Lori J. Wirth, MD, discusses sequencing therapies for patients with NTRK fusion–positive advanced thyroid cancer.
Lori J. Wirth, MD, associate professor of medicine at Harvard Medical School and medical director of the Center for Head and Neck Cancers at Massachusetts General Hospital, discusses sequencing therapies for patients with NTRK fusion–positive advanced thyroid cancer.
Wirth says she would use the NTRK inhibitor larotrectinib (Vitrakvi) as first-line therapy based on its 75% objective response rate (ORR) in clinical trials. Larotrectinib received a tissue-agnostic FDA approval for solid tumors with an NTRK fusion, including in the first line if there is no satisfactory alternative treatment.
However, tumors can develop acquired resistance to NTRK inhibition, so if a patient progressed on larotrectinib, she recommends identifying the mechanism of resistance to find a clinical trial for a second-generation NTRK inhibitor that may prove effective.
Entrectinib (Rozlytrek) is another NTRK inhibitor with the same indication, but it would be less likely to be effective against a tumor that developed resistance to larotrectinib, so it should not be used as second-line therapy, according to Wirth. Another next-line option is a multikinase inhibitor such as lenvatinib (Lenvima), which has shown efficacy in radioiodine-refractory advanced thyroid cancer. However, there are no data on the use of lenvatinib in a patient with acquired resistance to larotrectinib.
TRANSCRIPTION:
0:08 | For patients with NTRK fusion–positive advanced thyroid cancer, generally, I do use larotrectinib in the first line because of the high ORR and very good tolerability. We do know that patients can develop acquired resistance—so they can respond beautifully, but then ultimately begin to develop progression. In patients with acquired resistance, we biopsy the lesion that's growing and do genotyping to see if we can identify the mechanism of acquired resistance. If we have a clinical trial that the patient can enroll on, then we would favor participation in clinical trials because there are second-generation NTRK inhibitors that are being studied now, in the phase 1/phase 2 setting.
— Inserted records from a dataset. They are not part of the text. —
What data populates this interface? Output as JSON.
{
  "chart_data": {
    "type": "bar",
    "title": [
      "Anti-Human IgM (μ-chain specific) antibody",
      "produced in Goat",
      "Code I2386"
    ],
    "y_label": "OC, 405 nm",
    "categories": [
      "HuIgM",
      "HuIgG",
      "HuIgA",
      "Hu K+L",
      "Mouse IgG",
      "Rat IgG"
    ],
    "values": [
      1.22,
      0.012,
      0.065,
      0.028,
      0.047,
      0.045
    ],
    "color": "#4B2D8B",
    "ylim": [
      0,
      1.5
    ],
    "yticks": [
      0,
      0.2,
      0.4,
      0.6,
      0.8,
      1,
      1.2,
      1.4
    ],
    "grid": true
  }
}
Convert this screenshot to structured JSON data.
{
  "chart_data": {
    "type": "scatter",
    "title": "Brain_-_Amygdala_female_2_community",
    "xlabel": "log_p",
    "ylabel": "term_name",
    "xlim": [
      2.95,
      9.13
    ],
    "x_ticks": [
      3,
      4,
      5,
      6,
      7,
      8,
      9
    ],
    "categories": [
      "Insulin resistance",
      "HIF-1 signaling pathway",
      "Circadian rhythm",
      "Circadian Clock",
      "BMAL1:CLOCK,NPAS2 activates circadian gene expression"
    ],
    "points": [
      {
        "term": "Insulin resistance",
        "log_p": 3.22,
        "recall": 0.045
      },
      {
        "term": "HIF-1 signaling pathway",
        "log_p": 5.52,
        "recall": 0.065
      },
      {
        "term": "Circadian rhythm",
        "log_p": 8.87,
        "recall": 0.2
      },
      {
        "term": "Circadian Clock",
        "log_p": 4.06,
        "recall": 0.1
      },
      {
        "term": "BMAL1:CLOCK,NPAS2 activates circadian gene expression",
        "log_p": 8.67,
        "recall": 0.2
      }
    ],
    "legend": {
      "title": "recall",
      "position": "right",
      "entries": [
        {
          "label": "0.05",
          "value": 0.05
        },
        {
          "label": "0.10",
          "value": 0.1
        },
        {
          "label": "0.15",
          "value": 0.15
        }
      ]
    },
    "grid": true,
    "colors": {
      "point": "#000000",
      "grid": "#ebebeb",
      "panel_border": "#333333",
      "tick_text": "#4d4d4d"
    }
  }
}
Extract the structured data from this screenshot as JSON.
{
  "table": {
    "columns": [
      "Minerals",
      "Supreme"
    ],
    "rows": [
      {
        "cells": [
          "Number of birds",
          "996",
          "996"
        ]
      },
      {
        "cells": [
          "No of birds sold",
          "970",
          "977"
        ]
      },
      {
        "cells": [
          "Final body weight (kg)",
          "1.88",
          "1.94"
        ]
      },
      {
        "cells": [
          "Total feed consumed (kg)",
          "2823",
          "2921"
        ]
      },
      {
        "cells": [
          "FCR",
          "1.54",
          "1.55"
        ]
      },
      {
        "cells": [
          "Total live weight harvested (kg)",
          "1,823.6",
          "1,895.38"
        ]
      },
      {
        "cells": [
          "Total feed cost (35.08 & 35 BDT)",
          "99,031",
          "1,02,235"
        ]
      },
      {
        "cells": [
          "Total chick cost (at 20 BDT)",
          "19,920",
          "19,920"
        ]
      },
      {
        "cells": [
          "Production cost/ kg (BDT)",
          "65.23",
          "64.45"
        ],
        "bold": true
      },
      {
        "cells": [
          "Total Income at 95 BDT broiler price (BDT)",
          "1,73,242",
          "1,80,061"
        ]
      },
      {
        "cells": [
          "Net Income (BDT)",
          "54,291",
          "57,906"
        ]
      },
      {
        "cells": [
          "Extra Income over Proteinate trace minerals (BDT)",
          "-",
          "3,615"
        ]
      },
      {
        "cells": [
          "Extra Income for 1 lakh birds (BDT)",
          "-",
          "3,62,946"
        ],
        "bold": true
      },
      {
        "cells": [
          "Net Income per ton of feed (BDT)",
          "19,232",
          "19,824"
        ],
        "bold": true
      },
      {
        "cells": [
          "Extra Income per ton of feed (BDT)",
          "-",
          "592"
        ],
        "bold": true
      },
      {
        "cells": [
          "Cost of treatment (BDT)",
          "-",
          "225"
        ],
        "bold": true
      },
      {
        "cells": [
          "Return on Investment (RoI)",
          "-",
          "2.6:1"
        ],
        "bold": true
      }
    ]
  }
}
If, however, a clinical trial option isn't available, then, in general, I wouldn't turn to another first-generation NTRK inhibitor like entrectinib because we think that the mechanisms of acquired resistance will mean that you can't cross over from larotrectinib to entrectinib and expect any activity with the other drug or vice versa. I think switching over to entrectinib is off the table. But certainly, if a patient is otherwise a candidate for a multikinase inhibitor, I think that that's a reasonable thing to try. I just don't know that we have much data yet on how likely it is that a patient with acquired resistance on larotrectinib would respond to a multikinase inhibitor like lenvatinib, but I'd certainly give lenvatinib a try.